If the rest of the UK could be afforded something similar, imagine how much more engaged the 98% might be with their city level or regional level politics? Imagine an election in Yorkshire where Yorkshire First could be actively shaping policy? Or in Devon, where a permaculture style party, alongside an Arts party (not yet materialised) could be managing participatory budgeting and encouraging social enterprise for the whole county? None of this is currently possible with only two to three parties contending and a 30% turn out for elections.

How much more would people see themselves in politics and how much more could be achieved by localism and municipalism? And the more people engaged in a politics that allows deliberation – because it is conducted at community level – the less we are threatened with populism. That’s a revolution.

But to agree that would require a change of mind not currently on offer in Westminster. For the time being, the call for change will have to keep building from the parishes, wards, towns and cities upwards. Not simply horizontally across the grassroots, but systemically, linking up with the civil society organisations, tech enablers, social enterprise. All of these amplified by social media, in order to create the more glocal, or cosmo-local options for the future.

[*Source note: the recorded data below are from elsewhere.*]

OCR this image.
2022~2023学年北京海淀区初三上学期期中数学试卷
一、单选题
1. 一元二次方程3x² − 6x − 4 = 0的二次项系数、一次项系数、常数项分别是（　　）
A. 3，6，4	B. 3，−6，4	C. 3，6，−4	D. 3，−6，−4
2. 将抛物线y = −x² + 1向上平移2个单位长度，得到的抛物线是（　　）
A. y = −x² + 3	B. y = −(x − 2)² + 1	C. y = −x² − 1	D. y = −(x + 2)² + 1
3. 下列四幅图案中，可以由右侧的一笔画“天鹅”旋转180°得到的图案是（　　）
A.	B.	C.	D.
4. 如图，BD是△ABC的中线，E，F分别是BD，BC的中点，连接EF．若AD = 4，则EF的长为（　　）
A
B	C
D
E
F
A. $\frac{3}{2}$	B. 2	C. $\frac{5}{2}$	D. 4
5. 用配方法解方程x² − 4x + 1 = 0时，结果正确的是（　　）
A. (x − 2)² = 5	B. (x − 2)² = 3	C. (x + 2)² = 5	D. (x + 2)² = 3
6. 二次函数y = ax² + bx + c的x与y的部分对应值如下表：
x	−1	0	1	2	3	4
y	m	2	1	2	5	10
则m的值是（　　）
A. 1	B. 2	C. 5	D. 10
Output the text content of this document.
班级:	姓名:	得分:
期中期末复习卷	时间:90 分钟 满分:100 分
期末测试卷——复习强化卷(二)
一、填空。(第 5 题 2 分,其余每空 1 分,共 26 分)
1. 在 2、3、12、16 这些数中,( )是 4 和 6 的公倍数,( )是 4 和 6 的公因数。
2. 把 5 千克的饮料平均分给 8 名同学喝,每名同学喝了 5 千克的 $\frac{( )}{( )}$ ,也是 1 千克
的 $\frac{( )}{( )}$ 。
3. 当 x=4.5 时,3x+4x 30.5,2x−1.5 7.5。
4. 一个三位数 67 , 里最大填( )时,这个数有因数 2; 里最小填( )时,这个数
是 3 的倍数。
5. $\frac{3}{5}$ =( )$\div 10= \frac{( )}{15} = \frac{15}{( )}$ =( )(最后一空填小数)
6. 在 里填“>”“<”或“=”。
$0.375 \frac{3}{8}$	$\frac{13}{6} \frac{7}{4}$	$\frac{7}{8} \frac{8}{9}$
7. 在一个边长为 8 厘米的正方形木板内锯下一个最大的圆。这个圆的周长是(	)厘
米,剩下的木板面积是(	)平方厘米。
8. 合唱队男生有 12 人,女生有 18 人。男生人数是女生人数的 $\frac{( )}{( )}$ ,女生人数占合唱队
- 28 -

So that sometime in 2019, our challenge will be to any one of the national political parties: give away your power. Not simply in ways that replicate the current system – as devolution generally does – but in new ways that would turn the old system upside down. Champion the true plurality of your citizenship by finding ways to conduct proportional elections at the city level. And see what happens when the people rise to meet you. 

And just as the SNP and UKIP have shown us, in their respective displays of capturing the public mood, if (and when) the people are ready it will only take one party to change the game.